BURR SETTLES – Live Indy Folk
(2006 download only)
Burr Settles played his last Madison show of the year in November, and his local fans likely won’t get another chance to see him live until he returns next summer from a sabbatical of sorts in Cambridge, England. In the meantime he’s left us a very nice present, a set he played at the Musical Family Tree Festival in Indianapolis at the end of October, available as a free download through his website. He even includes full album artwork for those of us who must have everything in a proper case. Several levels above the tape-recorder-in-the-pocket sound, it falls short of professional live recordings, with crowd noise and other ephemera audible throughout. Rather than detracting from the record, however, it adds a you-are-there vibe to his twenty-five minute set which includes tracks from his debut Sketches as well as his contributions to the last two February Album Writing Month (FAWM) compilations.

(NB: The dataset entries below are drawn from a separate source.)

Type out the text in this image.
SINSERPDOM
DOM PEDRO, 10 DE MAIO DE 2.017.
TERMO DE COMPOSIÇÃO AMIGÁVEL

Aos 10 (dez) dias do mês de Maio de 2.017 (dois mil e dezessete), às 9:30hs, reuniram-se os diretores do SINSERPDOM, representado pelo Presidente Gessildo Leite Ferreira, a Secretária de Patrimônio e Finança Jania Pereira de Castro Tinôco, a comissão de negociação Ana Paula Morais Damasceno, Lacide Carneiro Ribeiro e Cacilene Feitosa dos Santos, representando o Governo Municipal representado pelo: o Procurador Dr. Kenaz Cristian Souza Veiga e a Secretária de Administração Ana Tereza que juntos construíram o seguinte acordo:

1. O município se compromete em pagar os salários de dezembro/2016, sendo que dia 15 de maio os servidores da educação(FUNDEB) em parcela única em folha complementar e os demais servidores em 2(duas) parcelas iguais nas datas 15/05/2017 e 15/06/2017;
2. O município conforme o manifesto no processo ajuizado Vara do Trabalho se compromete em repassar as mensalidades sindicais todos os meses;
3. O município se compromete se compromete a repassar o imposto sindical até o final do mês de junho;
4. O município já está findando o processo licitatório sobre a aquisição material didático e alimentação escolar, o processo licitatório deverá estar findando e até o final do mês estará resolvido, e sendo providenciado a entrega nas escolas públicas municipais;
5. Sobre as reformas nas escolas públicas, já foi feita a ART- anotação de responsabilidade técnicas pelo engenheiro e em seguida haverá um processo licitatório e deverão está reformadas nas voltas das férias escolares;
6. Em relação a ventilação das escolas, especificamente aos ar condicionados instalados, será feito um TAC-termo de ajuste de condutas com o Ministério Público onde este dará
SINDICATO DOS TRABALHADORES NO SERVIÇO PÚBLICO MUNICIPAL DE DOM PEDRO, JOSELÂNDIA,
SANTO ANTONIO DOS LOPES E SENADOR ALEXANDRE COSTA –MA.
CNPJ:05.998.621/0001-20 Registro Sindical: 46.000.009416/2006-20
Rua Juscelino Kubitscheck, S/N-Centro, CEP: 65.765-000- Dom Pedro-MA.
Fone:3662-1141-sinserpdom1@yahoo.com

Rather than edit out the between-song banter, every dedication (“Your Derivative” goes out to a math teacher, and “Kentucky Blue” to an old friend he had just seen at a class reunion) and request (“Can I get more vocals in the monitor?”) is intact. The former song draws chuckles from the nerdier, er, more intelligent, members of the crowd who get the mathematical in-jokes of its extended metaphor. “That’s a true story,” he claims, following the ode to drinking in your pajamas entitled “Bourbon For Breakfast,” one of the tunes he penned during this year’s burst of creativity that was FAWM. Ringing equally true is the terrific “Slingshot,” in which the narrator is blackmailed by his sister into doing her chores after she witnesses an errant shot. Surprisingly, despite its autobiographical feel, it’s complete fiction.
The yearly FAWM compilation CD 14 Songs in 28 Days collects the best efforts from its many participants and Settles’ own contributions have been winners. The off-beat love song “Dust Goggles” he wrote for “chicks with power tools” while the darker “Jill of All Trades” may be his strongest effort yet. As founder and curator of the project, which has seen an impressive increase in participation every year, he’s had a chance to make a few friends in the U.K. who are going to help him book some shows during his time on the other side of the Atlantic. For those of us stuck stateside, at least we have Live Indy Folk to keep us company until he returns.